In adversity, see possibility

My team was very understanding, I was allowed to have Wednesdays off, and that meant, I had enough strength to work and recover. I look at that journey where if the chemotherapy did not take, I was given 5 weeks through the statistical information that people who were admitted in my state not lasting a decade after diagnosis and say I am exceedingly blessed.

It is the same spirit that informs my approach to many other hardships I have faced since then, part of which was selling up my apartment in Amsterdam at over a 10% loss, needing to return to the UK to start over again, along with a few downturns in employment prospects.
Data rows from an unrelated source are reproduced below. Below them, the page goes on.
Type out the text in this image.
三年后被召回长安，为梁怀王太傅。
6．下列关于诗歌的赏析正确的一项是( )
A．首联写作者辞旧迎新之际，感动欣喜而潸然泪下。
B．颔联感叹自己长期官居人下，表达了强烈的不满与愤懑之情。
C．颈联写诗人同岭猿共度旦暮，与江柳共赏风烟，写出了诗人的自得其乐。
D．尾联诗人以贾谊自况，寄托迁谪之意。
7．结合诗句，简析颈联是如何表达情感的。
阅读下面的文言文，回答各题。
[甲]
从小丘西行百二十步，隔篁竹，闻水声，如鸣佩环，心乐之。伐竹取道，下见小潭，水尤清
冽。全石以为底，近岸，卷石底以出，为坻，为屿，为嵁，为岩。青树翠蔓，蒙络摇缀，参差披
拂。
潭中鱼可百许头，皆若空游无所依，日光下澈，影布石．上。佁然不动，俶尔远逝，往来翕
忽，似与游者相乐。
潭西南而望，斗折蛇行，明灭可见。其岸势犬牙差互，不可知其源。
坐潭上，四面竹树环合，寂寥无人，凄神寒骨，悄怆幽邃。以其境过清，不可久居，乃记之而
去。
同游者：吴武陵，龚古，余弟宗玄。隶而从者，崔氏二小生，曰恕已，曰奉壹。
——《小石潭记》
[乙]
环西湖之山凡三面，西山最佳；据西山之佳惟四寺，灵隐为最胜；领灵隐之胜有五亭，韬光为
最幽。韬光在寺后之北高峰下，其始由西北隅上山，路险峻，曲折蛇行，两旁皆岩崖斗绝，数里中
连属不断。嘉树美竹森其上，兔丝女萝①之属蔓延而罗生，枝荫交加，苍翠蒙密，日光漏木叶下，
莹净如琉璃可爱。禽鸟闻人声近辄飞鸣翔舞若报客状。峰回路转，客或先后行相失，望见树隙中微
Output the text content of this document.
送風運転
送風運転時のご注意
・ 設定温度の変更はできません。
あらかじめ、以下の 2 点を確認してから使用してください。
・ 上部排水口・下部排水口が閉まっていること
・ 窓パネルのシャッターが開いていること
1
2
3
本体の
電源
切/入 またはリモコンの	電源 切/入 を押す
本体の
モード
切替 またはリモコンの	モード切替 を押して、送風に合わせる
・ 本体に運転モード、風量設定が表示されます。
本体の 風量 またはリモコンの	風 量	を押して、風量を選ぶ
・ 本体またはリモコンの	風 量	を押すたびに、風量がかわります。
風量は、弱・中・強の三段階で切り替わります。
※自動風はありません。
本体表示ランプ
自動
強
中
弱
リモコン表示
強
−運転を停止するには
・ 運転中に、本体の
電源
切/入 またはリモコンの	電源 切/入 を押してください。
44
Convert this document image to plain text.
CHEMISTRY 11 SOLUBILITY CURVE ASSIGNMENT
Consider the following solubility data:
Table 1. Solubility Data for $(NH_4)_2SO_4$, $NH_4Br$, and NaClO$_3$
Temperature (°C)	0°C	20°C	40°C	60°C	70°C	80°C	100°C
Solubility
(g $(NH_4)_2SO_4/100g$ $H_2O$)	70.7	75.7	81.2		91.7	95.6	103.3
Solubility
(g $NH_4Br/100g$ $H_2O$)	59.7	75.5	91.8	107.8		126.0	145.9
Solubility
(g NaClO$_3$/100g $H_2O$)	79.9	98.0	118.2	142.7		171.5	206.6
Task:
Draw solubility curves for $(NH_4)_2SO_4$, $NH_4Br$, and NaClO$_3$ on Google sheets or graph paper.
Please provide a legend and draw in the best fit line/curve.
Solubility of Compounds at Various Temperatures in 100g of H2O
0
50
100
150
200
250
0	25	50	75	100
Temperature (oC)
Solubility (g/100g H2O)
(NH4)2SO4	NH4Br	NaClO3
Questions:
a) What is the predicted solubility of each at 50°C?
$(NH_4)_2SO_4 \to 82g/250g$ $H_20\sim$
There is hope and strength that powers me through adversity that keeps me full of gratitude.

A story shared

When I attended a support forum on how prostate cancer affects black men yesterday, I was surprised at how my own experience of cancer affected the participants, they all seemed to want to hear more and all I wanted to say was not to be afraid to have things checked out along with working with medical personnel for the best outcomes.

I thank God that I am here to share my experience and tell my story that even when you seem to be hopelessly staring death in the face with a stark and dire diagnosis, you can have hope and expectations to the point that when you look back the passage of time leaves in awe of the wonder of life. Shalom!